The surge in silver prices can be attributed to a significant gap between supply and demand, with demand surpassing supply for the fifth consecutive year. The industrial demand for silver has played a crucial role in driving this trend, now accounting for 64% of the global silver demand. This shift in demand dynamics is primarily fueled by the green energy sector, artificial intelligence (AI), and electric vehicles (EVs), which are experiencing rapid growth worldwide.
Potential Factors affecting Silver Prices
Despite the bullish trend in silver prices, there are potential factors that could dampen this momentum. A potential slowdown in China’s economy and the impact of prolonged high interest rates are two key concerns. A decrease in demand from China could help balance the supply and demand gap, while higher interest rates from Central Banks could potentially lower silver prices. The upcoming US CPI data also has the potential to influence silver prices, depending on the inflation print.
Technical Analysis and Future Outlook
From a technical standpoint, silver broke out of a bullish pennant pattern on the daily chart, leading to a rally before entering a consolidation phase. The formation of lower highs and higher lows indicates a new bullish pennant pattern, signaling further upside potential. Additionally, the moving averages suggest a bullish momentum, with the 100-day MA nearing a golden cross with the 200-day MA. However, a close below the 30.600 level could invalidate the current bullish setup.
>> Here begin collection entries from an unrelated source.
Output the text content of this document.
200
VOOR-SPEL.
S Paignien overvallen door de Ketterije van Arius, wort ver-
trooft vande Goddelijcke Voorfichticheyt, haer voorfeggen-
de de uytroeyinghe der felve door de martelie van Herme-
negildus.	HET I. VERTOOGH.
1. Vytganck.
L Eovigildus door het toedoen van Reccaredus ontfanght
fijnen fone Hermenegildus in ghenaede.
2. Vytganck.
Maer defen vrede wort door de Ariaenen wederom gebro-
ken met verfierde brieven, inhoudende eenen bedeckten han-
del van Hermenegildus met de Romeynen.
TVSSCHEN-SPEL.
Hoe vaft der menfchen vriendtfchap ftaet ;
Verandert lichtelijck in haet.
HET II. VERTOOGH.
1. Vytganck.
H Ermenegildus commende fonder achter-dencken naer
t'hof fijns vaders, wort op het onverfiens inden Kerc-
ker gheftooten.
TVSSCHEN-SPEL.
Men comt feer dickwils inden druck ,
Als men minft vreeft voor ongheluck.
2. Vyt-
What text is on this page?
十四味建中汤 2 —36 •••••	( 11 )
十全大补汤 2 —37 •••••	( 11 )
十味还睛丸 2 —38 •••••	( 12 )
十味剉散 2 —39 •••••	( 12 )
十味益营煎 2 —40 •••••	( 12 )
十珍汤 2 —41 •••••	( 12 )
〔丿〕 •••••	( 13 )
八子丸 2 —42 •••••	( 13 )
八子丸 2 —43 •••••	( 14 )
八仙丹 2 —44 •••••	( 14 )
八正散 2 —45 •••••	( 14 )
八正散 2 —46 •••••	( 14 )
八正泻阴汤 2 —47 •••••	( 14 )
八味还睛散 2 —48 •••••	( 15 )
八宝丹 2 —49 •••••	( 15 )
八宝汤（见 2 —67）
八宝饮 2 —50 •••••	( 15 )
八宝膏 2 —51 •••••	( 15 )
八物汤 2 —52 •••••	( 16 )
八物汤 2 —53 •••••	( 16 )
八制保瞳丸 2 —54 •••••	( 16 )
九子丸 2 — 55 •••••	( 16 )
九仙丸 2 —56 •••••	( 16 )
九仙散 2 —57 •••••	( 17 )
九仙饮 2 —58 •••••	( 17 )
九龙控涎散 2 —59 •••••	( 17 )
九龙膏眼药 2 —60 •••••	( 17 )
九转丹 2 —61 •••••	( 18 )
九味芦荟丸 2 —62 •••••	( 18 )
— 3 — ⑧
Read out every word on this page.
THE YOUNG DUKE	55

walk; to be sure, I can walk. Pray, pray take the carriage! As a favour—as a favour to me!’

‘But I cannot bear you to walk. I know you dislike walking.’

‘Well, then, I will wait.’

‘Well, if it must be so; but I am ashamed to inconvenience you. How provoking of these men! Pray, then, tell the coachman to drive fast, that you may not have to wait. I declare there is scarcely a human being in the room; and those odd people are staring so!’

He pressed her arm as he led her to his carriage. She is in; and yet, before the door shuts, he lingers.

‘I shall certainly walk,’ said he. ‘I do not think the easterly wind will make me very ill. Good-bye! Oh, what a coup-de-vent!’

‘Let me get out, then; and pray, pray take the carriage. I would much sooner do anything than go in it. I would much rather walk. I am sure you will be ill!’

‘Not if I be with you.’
The rise in silver prices is driven by a supply and demand gap, with industrial demand being a significant contributor. While factors like a slowdown in China’s economy and high interest rates could impact silver prices, the technical analysis indicates a bullish trend with potential for further upside. Investors and traders should carefully monitor these factors to make informed decisions regarding silver investments.